Olympische Spiele in Hamburg

Die Olympischen Spiele in Hamburg

Die Politiker und Sportler sind enttäuscht. Die Olympiade in Hamburg ist eine Chance für den Norden. Der " Professorenaufstand gegen die Olympischen Spiele " (Hamburger Morgenpost) zielt auf eine kritische Diskussion über Sinn und Zweck der Spiele in Hamburg. Der Sinn des Hamburger Neins für. Die Olympischen Spiele und ihre Zukunft.

Exakt vor einem Jahr lehnten die Einwohner einen Antrag auf Austragung der Summer Games 2024 ab. Hamburg. Es ist kaum zu fassen, schließlich war es ja am 28. Oktober 2015, als die Hamburger mit 335 Einwohnern in Hamburg waren.

So ist es nun ein Jahr her, dass die olympische Bewerbung, die von einem breit angelegten Bündnis aus Politik, Unternehmen, Kultur u. Sportwelt unterstützt, aber ohne den guten Willen der Bürger zum Misserfolg verurteilt wurde, im Rahmen des Referendums gescheitert ist.
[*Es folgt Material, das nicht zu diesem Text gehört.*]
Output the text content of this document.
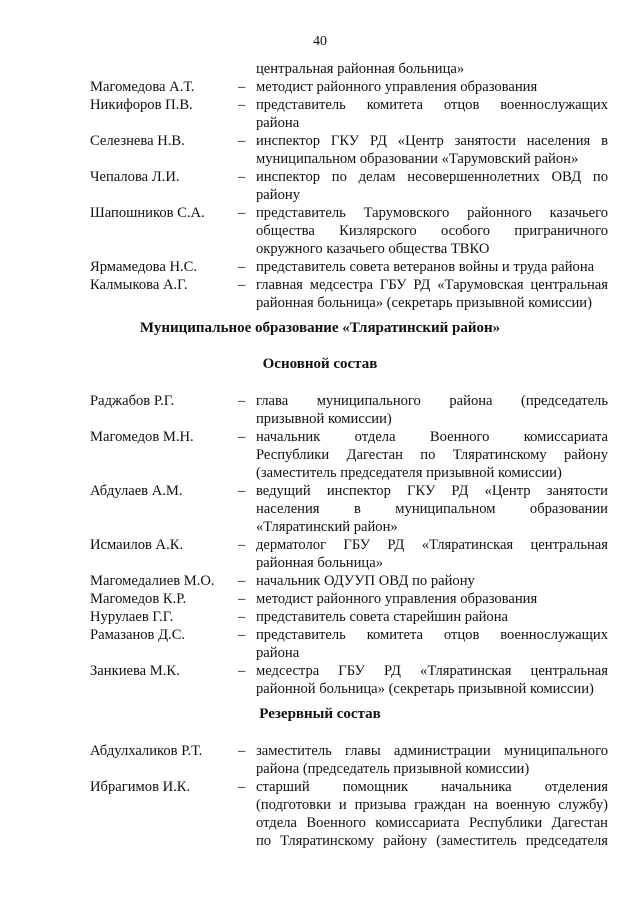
40
центральная районная больница»
Магомедова А.Т.	– методист районного управления образования
Никифоров П.В.	– представитель комитета отцов военнослужащих
района
Селезнева Н.В.	– инспектор ГКУ РД «Центр занятости населения в
муниципальном образовании «Тарумовский район»
Чепалова Л.И.	– инспектор по делам несовершеннолетних ОВД по
району
Шапошников С.А. – представитель Тарумовского районного казачьего
общества Кизлярского особого приграничного
окружного казачьего общества ТВКО
Ярмамедова Н.С.	– представитель совета ветеранов войны и труда района
Калмыкова А.Г.	– главная медсестра ГБУ РД «Тарумовская центральная
районная больница» (секретарь призывной комиссии)
Муниципальное образование «Тляратинский район»
Основной состав
Раджабов Р.Г.	– глава муниципального района (председатель
призывной комиссии)
Магомедов М.Н.	– начальник отдела Военного комиссариата
Республики Дагестан по Тляратинскому району
(заместитель председателя призывной комиссии)
Абдулаев А.М.	– ведущий инспектор ГКУ РД «Центр занятости
населения в муниципальном образовании
«Тляратинский район»
Исмаилов А.К.	– дерматолог ГБУ РД «Тляратинская центральная
районная больница»
Магомедалиев М.О. – начальник ОДУУП ОВД по району
Магомедов К.Р.	– методист районного управления образования
Нурулаев Г.Г.	– представитель совета старейшин района
Рамазанов Д.С.	– представитель комитета отцов военнослужащих
района
Занкиева М.К.	– медсестра ГБУ РД «Тляратинская центральная
районной больница» (секретарь призывной комиссии)
Резервный состав
Абдулхаликов Р.Т. – заместитель главы администрации муниципального
района (председатель призывной комиссии)
Ибрагимов И.К.	– старший помощник начальника отделения
(подготовки и призыва граждан на военную службу)
отдела Военного комиссариата Республики Дагестан
по Тляратинскому району (заместитель председателя
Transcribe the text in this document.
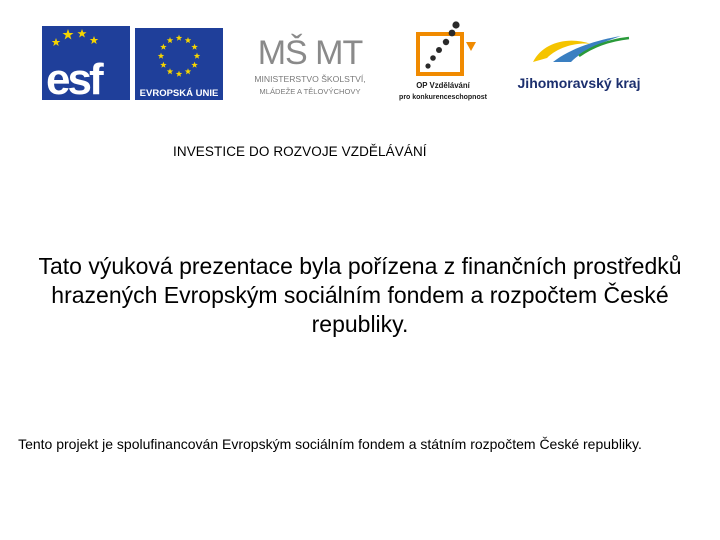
esf	EVROPSKÁ UNIE
MŠ MT
MINISTERSTVO ŠKOLSTVÍ,
MLÁDEŽE A TĚLOVÝCHOVY
OP Vzdělávání
pro konkurenceschopnost
Jihomoravský kraj
INVESTICE DO ROZVOJE VZDĚLÁVÁNÍ
Tato výuková prezentace byla pořízena z finančních prostředků hrazených Evropským sociálním fondem a rozpočtem České republiky.
Tento projekt je spolufinancován Evropským sociálním fondem a státním rozpočtem České republiky.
Der G20-Gipfel soll im Rahmen der Ratspräsidentschaft im Juni 2017 in Hamburg stattfinden. Geplant war: Zwei Monaten vor der Wahl des IOC in Lima (Peru) zu den Sommerspielen 2024 sollte die Hansestadt spürbar auf die Weltkarte kommen.

Herr Hill war geschäftsführender Direktor der Olympia-BewerbungsGmbH und ist derzeit noch mit der Auflösung der Gesellschaft beauftragt, die am kommenden Tag, dem Tag des Inkrafttretens am 11. April dieses Jahres, als Teil seiner Ernennung zum Regierungsrat begann. Olympisches Referendum: Der Tag der Entscheidung: "Wir kümmern uns um die Schadenbearbeitung von ehemaligen Geschäftspartnern.

Den olympischen Gegnern kann man nur danken, dass sie Hamburg vor der Finanzkatastrophe gerettet haben", sagt Sudmann. Diese Erfahrung wird in Hamburg in absehbarer Zeit nicht vonnöten sein.

Nach der Volksabstimmung hatte der veranstaltete Fussball einige Wochen gedauert, um aus seinem Schockzustand auszubrechen. "Seit einem halben Jahr scheint der Hamburger Fußball in Qualen zu verfallen, aber was wir jetzt hören, macht einen schönen Eindruck", sagt DOSB Präsident Alfons Hörmann.

Dem kann Ingrid Unkelbach, Chefin des Olympiastützpunkts Hamburg/Schleswig-Holstein, nur eingeschränkt beipflichten.

Wir wollen auch mehr Zukunftsfähigkeit, zum Beispiel durch die Einstellung der besten Ausbilder für die nächste Generation", sagt Alexander Harms, Managing Director.

"Ich habe den Eindruck, dass der Hamburger Spitzensport für die kommende Zeit gut positioniert ist", sagt der 48-Jährige. "Obwohl der Geburtstag für mich nicht da war, ist das olympische Jahr ein Teil meiner Biographie, aber ich setze mich damit auseinander", sagt er.

Wer weiss, ob er nach den misslungenen Anmeldungen bei München 2018 (als Geschäftsführer) und Hamburg 2024 noch eine weitere Gelegenheit bekommt? Er ist seit dem ersten Mai Leiter der Sportabteilung im Ministerium für Jugend, Kultur und Jugend des Landes Nordrhein-Westfalen.